From: Dave Long (email@example.com)
Date: Mon Jun 12 2000 - 10:36:01 PDT
> Could be. Or it could be that it's difficult to hoard more than your share
> when there's already one monoplist doing precisely that.
I find Chesterson uneven, but he does have his periods:
"Too much capitalism does not mean too many capitalists,
but too few capitalists."
> ... Anti-trust rules to keep the
> game running; to stop 'thermal runaway' in the capitalist sense.
It is strange: one doesn't tend to see a sports team arguing
with the umpire that allowing a penalty after a foul call,
an obvious offsides, say, would make them "less efficient".
Sportsmanship must not be up on the list of B-school virtues.
> ... The job of companies is to try to make markets unfree, by carving
> out little patches of monopoly or oligopoly, via legal monoploies like
> patents and copyrights, geographical ones, others like intimate relationships
> with supliers or customers, etc etc. The role of new competition is to attack
> those monopolies and substitute their own. ...
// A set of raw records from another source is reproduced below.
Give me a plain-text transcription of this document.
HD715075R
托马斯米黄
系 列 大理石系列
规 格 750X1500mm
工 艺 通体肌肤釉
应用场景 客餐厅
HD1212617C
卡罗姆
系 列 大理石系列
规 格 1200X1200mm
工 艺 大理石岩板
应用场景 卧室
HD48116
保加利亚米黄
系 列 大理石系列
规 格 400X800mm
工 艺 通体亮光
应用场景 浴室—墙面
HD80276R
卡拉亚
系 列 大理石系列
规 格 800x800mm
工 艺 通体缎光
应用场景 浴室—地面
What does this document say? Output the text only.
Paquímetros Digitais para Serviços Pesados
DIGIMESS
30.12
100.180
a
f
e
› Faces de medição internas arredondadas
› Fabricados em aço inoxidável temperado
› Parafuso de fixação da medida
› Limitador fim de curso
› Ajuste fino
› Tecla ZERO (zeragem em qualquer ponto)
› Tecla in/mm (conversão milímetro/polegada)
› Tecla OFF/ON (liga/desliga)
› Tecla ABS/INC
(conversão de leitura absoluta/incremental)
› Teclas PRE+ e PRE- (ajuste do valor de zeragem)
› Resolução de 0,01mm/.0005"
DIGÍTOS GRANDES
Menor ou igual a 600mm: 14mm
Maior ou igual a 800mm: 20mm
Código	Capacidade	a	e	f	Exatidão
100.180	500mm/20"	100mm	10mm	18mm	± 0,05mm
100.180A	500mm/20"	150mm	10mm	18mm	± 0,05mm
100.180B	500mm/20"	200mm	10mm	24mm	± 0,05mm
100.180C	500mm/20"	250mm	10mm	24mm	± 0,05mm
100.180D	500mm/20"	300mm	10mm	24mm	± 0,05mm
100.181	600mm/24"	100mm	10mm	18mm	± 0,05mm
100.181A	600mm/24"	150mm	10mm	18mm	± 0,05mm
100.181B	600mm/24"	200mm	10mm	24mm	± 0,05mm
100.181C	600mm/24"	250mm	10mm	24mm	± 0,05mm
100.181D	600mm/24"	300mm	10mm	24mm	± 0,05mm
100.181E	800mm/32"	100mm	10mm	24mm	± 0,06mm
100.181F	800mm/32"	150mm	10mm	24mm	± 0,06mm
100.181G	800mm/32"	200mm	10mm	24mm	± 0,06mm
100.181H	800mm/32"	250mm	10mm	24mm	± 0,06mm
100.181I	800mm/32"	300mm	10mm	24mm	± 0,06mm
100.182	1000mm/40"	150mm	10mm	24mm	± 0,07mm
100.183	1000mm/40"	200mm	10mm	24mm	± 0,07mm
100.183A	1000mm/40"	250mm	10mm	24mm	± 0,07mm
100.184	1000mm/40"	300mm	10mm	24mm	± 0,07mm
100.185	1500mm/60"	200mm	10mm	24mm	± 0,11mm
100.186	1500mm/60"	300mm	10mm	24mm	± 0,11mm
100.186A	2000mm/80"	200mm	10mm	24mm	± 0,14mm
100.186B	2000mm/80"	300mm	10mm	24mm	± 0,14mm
Aristotle comments on Thales in the first book of his Politics,
and tells the story of how, after being reproached for poverty
as a sign of the uselessness of philosophy, he got a corner on
the local olive-presses and made a great deal of money. Instead
of agreeing that this action was a striking proof of his wisdom,
Aristotle argues that it merely demonstrated the effectiveness
of creating monopolies. (Where is the line between wisdom and
gambling? It would be interesting to know at what price olive
futures were being quoted during the winter when Thales bought
up the presses.)
I find it odd that many projected substitutions of monopolies seem
to involve the replacement of margins from two-party relationships
(geography, relationships, etc.) by margins from external ones
(patents and copyrights). Is this because patent office examiners
appear less sceptical than customers?